Search code examples
regexnotepad++

Remove lines that do not contain certain domains


I would like to keep only the lines that contain one of those domains: .eu, .net, .be, .ru, .com

Please use the following list of domains as example:

example1B.com
example2F.org
exampleW3.ru
exampleHD.net
exampleC3.com
exampleVS.eu
example3Z.com
exampleC4.be
exampleC4.cz
exampleC1.org
exampleC2.be
exampleC3.xyz
exampleC5.shop
exampleC6.be
exampleC7.club
exampleC8.be
exampleC9.be
exampleC11.be

Solution

  • So you need to find lines that do NOT end with a certain string. That means a negative look-behind.

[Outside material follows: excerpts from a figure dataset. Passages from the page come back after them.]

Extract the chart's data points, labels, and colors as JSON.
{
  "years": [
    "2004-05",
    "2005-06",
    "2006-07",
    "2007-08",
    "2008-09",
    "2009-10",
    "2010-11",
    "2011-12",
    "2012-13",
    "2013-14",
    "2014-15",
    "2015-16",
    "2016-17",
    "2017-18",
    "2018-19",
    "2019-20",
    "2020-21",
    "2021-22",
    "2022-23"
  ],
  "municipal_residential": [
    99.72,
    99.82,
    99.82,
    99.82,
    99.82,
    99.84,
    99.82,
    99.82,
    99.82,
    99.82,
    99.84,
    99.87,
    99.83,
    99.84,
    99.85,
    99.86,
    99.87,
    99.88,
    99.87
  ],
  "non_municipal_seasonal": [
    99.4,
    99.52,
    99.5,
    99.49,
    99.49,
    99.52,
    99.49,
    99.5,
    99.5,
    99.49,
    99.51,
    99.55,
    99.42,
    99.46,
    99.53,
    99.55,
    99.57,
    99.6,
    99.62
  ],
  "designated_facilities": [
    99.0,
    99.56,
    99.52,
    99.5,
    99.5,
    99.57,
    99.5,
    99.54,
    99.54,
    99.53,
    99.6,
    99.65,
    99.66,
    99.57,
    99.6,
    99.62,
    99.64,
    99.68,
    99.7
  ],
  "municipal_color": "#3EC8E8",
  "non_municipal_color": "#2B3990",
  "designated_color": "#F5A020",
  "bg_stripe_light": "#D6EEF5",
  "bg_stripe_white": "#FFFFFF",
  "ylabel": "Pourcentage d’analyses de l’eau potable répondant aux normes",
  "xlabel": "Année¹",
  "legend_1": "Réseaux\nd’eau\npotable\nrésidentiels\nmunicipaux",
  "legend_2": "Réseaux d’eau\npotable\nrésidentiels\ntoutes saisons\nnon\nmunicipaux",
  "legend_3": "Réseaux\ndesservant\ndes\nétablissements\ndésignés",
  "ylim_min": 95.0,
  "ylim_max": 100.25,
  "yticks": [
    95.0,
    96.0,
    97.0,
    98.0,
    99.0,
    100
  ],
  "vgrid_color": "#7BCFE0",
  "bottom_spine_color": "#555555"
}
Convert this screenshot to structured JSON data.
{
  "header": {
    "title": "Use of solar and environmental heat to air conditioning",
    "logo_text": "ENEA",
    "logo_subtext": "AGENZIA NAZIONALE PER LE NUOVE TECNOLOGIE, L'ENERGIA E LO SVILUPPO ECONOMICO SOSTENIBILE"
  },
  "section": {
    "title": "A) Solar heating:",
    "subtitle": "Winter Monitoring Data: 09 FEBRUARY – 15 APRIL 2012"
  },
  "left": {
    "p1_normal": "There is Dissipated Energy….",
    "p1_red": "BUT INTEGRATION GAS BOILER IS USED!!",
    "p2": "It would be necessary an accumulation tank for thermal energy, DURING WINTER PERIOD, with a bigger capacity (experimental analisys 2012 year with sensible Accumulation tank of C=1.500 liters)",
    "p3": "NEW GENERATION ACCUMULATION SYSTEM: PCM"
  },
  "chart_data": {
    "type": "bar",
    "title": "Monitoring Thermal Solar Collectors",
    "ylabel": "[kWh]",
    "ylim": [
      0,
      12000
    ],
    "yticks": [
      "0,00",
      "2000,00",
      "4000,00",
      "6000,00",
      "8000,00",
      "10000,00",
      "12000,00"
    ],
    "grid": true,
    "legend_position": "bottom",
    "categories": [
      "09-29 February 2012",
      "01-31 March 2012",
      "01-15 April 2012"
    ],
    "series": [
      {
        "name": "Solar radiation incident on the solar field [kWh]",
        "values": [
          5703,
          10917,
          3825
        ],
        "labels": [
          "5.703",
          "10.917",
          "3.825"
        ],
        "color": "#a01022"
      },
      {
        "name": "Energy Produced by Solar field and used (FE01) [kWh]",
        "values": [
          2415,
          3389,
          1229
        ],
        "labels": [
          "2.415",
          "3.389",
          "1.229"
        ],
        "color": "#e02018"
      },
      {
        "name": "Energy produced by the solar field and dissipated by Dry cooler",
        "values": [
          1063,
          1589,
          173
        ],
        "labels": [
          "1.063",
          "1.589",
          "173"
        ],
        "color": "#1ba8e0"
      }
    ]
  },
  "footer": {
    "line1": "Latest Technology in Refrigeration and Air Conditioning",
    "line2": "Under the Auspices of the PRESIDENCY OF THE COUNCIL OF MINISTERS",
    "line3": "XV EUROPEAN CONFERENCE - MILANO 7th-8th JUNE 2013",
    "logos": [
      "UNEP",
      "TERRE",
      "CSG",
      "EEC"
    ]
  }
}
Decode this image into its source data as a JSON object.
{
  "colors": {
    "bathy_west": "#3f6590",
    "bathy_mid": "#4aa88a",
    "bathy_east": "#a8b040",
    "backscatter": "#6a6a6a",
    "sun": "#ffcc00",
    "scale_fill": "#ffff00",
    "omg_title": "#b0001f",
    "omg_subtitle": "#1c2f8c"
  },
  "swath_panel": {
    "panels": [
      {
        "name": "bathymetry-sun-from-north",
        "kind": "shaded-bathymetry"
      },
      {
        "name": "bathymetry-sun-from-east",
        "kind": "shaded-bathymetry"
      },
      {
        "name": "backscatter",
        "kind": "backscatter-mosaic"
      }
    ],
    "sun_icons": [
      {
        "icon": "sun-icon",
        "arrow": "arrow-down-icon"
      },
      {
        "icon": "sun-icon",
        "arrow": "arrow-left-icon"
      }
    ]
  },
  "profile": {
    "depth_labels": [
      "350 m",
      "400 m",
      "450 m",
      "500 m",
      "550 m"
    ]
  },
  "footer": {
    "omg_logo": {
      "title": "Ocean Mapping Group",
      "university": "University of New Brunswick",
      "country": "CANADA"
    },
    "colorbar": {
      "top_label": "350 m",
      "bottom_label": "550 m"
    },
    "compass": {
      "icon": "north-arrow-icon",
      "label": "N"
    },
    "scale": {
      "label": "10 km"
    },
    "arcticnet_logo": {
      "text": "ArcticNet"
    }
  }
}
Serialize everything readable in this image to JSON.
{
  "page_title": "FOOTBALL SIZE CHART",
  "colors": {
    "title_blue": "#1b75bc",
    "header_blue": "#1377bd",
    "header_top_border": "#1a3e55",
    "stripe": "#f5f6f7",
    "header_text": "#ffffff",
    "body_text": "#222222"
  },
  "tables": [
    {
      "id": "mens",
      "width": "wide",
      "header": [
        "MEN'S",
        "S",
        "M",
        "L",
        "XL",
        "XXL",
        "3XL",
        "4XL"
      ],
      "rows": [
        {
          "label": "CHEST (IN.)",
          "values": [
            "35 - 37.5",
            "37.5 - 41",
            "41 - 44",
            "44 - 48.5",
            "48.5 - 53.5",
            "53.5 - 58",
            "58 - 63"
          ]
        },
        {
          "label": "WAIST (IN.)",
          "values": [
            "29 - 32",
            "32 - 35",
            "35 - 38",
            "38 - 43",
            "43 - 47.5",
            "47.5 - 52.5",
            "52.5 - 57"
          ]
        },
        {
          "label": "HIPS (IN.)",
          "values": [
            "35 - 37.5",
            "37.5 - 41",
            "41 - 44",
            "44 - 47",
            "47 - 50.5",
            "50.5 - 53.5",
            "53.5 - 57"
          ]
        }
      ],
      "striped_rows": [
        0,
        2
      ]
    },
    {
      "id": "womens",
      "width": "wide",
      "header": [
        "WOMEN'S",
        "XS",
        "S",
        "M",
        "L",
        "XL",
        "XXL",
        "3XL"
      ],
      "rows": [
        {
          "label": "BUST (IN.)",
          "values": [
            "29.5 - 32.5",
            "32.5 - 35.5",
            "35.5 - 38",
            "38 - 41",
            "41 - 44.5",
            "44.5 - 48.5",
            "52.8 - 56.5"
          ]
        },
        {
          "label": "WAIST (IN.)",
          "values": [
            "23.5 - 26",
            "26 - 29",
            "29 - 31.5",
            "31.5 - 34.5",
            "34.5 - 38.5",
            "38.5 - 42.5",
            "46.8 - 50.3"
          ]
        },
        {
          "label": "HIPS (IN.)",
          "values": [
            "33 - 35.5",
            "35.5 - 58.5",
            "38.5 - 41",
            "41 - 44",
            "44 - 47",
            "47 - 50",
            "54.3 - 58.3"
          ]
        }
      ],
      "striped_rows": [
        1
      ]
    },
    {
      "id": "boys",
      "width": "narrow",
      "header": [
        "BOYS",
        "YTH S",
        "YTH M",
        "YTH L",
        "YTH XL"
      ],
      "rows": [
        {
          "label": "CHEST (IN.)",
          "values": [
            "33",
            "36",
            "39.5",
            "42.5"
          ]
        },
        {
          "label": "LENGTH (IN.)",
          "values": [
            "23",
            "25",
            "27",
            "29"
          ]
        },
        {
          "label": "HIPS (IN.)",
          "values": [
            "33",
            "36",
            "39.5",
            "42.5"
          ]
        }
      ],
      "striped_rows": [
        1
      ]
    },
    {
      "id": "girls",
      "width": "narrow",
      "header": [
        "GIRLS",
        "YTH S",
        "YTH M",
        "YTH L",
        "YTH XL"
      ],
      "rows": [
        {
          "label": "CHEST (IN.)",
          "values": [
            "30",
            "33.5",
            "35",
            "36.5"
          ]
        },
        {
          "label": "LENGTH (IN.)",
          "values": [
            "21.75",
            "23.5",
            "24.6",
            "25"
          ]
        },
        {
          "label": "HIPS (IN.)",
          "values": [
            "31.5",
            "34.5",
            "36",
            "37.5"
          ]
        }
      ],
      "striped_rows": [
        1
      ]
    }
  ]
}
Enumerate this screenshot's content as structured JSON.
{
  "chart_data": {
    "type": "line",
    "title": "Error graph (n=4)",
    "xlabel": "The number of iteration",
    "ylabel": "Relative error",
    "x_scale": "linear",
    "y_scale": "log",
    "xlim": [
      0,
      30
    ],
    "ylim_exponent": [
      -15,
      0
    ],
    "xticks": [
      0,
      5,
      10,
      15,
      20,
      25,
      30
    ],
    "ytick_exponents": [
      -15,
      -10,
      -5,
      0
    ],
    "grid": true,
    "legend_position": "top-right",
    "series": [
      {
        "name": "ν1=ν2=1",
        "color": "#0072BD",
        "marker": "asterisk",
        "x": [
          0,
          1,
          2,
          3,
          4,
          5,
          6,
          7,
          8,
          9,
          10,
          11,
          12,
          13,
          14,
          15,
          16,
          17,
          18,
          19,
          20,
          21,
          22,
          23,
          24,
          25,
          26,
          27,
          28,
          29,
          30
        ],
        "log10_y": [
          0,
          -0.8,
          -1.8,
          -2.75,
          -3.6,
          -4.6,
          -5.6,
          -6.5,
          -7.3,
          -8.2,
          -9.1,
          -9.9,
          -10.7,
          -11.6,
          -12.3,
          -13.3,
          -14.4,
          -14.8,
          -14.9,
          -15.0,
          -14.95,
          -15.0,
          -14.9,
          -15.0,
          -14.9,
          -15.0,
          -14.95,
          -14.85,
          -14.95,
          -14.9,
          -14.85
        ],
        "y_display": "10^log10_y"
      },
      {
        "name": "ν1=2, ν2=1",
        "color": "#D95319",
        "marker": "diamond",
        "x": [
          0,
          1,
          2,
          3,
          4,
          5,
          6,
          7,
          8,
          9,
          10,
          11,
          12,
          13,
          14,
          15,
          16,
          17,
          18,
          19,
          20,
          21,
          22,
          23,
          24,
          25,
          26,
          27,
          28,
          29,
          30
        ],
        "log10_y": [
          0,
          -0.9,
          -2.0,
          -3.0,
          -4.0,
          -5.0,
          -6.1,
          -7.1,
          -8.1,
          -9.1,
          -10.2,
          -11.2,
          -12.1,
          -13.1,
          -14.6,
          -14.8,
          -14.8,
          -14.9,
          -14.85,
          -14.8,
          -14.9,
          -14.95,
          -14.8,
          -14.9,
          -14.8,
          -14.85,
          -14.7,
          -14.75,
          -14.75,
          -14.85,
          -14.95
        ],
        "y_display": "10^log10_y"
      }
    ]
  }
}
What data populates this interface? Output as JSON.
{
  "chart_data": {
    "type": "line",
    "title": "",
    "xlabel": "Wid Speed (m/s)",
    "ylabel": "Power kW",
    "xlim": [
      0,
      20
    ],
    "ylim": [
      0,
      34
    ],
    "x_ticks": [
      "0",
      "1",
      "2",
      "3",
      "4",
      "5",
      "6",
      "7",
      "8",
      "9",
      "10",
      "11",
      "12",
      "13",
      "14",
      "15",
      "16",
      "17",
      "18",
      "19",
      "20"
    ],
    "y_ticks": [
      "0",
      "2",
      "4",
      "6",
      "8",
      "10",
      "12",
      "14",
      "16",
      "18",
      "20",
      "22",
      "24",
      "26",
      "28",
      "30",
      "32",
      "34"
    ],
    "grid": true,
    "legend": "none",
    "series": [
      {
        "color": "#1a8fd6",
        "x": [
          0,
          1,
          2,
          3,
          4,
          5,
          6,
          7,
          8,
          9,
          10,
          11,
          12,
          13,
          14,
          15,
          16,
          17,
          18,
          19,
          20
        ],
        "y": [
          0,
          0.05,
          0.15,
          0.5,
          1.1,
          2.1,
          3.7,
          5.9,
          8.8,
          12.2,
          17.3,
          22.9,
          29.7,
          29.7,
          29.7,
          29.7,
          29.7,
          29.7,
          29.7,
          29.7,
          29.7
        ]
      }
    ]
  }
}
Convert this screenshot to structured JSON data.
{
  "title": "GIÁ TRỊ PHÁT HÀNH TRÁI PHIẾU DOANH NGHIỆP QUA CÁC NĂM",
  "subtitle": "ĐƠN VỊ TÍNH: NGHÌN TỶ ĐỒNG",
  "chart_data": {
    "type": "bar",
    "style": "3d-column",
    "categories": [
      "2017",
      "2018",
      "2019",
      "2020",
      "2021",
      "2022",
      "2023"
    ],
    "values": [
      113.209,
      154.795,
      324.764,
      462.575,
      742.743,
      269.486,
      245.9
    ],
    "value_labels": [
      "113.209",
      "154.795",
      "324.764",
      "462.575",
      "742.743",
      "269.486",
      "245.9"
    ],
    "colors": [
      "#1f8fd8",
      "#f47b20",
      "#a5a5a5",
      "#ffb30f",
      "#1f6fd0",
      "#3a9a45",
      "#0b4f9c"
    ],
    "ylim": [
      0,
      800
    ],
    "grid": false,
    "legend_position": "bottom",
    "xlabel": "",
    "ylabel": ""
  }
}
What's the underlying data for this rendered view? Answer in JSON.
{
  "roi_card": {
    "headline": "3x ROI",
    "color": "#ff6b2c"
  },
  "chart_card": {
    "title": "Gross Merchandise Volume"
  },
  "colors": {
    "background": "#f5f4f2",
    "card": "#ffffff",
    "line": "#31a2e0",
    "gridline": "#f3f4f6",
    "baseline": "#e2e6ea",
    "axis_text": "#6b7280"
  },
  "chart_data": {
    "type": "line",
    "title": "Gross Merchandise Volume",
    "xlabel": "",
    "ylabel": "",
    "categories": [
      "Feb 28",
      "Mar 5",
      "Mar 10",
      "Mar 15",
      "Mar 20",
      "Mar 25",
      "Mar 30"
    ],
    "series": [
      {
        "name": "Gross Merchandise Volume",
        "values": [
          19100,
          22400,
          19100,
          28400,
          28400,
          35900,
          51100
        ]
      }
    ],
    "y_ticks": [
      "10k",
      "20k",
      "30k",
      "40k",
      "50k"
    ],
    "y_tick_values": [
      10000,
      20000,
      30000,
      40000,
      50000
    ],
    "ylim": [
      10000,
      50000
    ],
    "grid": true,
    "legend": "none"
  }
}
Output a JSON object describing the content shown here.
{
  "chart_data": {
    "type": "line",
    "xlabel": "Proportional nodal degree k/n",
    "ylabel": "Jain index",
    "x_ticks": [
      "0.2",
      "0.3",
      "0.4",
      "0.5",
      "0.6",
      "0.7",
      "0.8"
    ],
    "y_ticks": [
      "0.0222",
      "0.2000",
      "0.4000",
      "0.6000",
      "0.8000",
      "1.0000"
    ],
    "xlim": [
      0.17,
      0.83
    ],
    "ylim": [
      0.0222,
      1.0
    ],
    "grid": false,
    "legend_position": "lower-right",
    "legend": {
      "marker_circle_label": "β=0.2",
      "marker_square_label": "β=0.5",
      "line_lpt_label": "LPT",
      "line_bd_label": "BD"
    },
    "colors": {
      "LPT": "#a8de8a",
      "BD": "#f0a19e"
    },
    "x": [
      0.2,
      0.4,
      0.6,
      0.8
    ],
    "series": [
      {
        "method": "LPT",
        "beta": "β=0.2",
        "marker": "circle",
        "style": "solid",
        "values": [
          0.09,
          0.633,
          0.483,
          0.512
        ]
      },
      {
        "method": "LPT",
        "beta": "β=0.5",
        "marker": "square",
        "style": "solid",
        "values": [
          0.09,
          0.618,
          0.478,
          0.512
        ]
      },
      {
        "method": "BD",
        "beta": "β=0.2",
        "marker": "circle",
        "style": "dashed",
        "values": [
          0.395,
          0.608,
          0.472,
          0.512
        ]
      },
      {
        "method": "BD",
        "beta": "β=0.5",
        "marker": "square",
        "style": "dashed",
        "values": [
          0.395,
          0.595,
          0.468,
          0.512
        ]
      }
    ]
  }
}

    But Notepad++ doesn't allow variable-length negative look-behinds (https://stackoverflow.com/a/17287598/2193968)

    So that means the regex we use will need more than one negative look-behind:

    ^.*$(?<!\.eu)(?<!\.net)(?<!\.be)(?<!\.ru)(?<!\.com)\r?\n
    

    So this says: match any line containing any text (including the end-of-line characters) that doesn't end with:

    • .eu
    • .net
    • .be
    • .ru
    • .com

    So then, if you replace the results of that regex with nothing, then the lines that match the regex will be deleted.